As we travel through the rough terrain of the strange land of addiction, we can suffer from compassion burn out, not onIy around our suffering child but also toward all those in our family or close circle of friends with whom we have shared our compassion and love in the past.
I appreciate it when poet Theodore Roethke discovers the spirit of Love in the realm of nature. In this natural epiphany he renews his love and enthusiasm for life.
With great joy, he says:
The Sun! The Sun! and all we can become! And the time is ripe for running to the moon!… My spirit rises with the rising wind; I’m thick with leaves and tender as a dove… I recover my tenderness by long looking. By midnight I love everything alive.”

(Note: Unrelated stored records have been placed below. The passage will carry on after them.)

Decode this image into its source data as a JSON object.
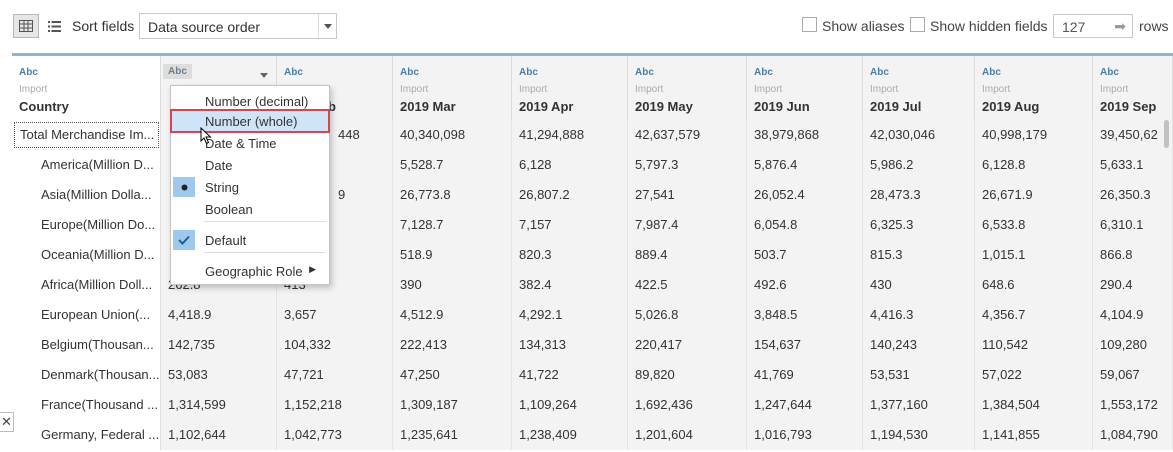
{
  "toolbar": {
    "sort_label": "Sort fields",
    "sort_value": "Data source order",
    "show_aliases": "Show aliases",
    "show_hidden": "Show hidden fields",
    "rows_value": "127",
    "rows_label": "rows"
  },
  "headers": [
    {
      "type": "Abc",
      "source": "Import",
      "name": "Country"
    },
    {
      "type": "Abc",
      "source": "",
      "name": ""
    },
    {
      "type": "Abc",
      "source": "",
      "name": "b"
    },
    {
      "type": "Abc",
      "source": "Import",
      "name": "2019 Mar"
    },
    {
      "type": "Abc",
      "source": "Import",
      "name": "2019 Apr"
    },
    {
      "type": "Abc",
      "source": "Import",
      "name": "2019 May"
    },
    {
      "type": "Abc",
      "source": "Import",
      "name": "2019 Jun"
    },
    {
      "type": "Abc",
      "source": "Import",
      "name": "2019 Jul"
    },
    {
      "type": "Abc",
      "source": "Import",
      "name": "2019 Aug"
    },
    {
      "type": "Abc",
      "source": "Import",
      "name": "2019 Sep"
    }
  ],
  "rows": [
    [
      "Total Merchandise Im...",
      "",
      "448",
      "40,340,098",
      "41,294,888",
      "42,637,579",
      "38,979,868",
      "42,030,046",
      "40,998,179",
      "39,450,62"
    ],
    [
      "America(Million D...",
      "",
      "",
      "5,528.7",
      "6,128",
      "5,797.3",
      "5,876.4",
      "5,986.2",
      "6,128.8",
      "5,633.1"
    ],
    [
      "Asia(Million Dolla...",
      "",
      "9",
      "26,773.8",
      "26,807.2",
      "27,541",
      "26,052.4",
      "28,473.3",
      "26,671.9",
      "26,350.3"
    ],
    [
      "Europe(Million Do...",
      "",
      "",
      "7,128.7",
      "7,157",
      "7,987.4",
      "6,054.8",
      "6,325.3",
      "6,533.8",
      "6,310.1"
    ],
    [
      "Oceania(Million D...",
      "",
      "",
      "518.9",
      "820.3",
      "889.4",
      "503.7",
      "815.3",
      "1,015.1",
      "866.8"
    ],
    [
      "Africa(Million Doll...",
      "262.8",
      "413",
      "390",
      "382.4",
      "422.5",
      "492.6",
      "430",
      "648.6",
      "290.4"
    ],
    [
      "European Union(...",
      "4,418.9",
      "3,657",
      "4,512.9",
      "4,292.1",
      "5,026.8",
      "3,848.5",
      "4,416.3",
      "4,356.7",
      "4,104.9"
    ],
    [
      "Belgium(Thousan...",
      "142,735",
      "104,332",
      "222,413",
      "134,313",
      "220,417",
      "154,637",
      "140,243",
      "110,542",
      "109,280"
    ],
    [
      "Denmark(Thousan...",
      "53,083",
      "47,721",
      "47,250",
      "41,722",
      "89,820",
      "41,769",
      "53,531",
      "57,022",
      "59,067"
    ],
    [
      "France(Thousand ...",
      "1,314,599",
      "1,152,218",
      "1,309,187",
      "1,109,264",
      "1,692,436",
      "1,247,644",
      "1,377,160",
      "1,384,504",
      "1,553,172"
    ],
    [
      "Germany, Federal ...",
      "1,102,644",
      "1,042,773",
      "1,235,641",
      "1,238,409",
      "1,201,604",
      "1,016,793",
      "1,194,530",
      "1,141,855",
      "1,084,790"
    ]
  ],
  "menu": {
    "items": [
      {
        "label": "Number (decimal)",
        "mark": ""
      },
      {
        "label": "Number (whole)",
        "mark": "",
        "highlighted": true
      },
      {
        "label": "Date & Time",
        "mark": ""
      },
      {
        "label": "Date",
        "mark": ""
      },
      {
        "label": "String",
        "mark": "dot"
      },
      {
        "label": "Boolean",
        "mark": ""
      },
      {
        "label": "Default",
        "mark": "check"
      },
      {
        "label": "Geographic Role",
        "mark": "",
        "submenu": true
      }
    ]
  },
  "colors": {
    "accent": "#8fb4cf",
    "type_icon": "#4b7ea6",
    "highlight_border": "#d9434f",
    "selection_fill": "#cfe5f7",
    "mark_fill": "#9ec9ec"
  },
  "icons": [
    "grid-view-icon",
    "list-view-icon",
    "chevron-down-icon",
    "arrow-right-icon",
    "bullet-icon",
    "checkmark-icon",
    "submenu-arrow-icon",
    "close-icon",
    "cursor-icon"
  ]
}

I hope you can feel his enthusiasm too.
After a good night’s rest, when our day has flowed smoothe and pretty, it is fairly easy to say, “This is the day the Lord has made. Let us rejoice and be glad in it.” But after a full day of fear and stress and disappointment and the hurtful and hateful things that our own child may say to us, it takes freedom, extraordinary spiritual freedom, to say, “By mid- night I love everything alive.” When we say this and feel it , we know we’ve dropped the resentments, the bitterness. We’ve finished with the nightmares. It has been a long hard season of forgiveness but now I am free to love everything alive…”
By midnight the slate is wiped clean. By midnight I’ve dropped my anger, resentments and guilt. By midnight I’m back in touch with the love that lives at the center of the universe.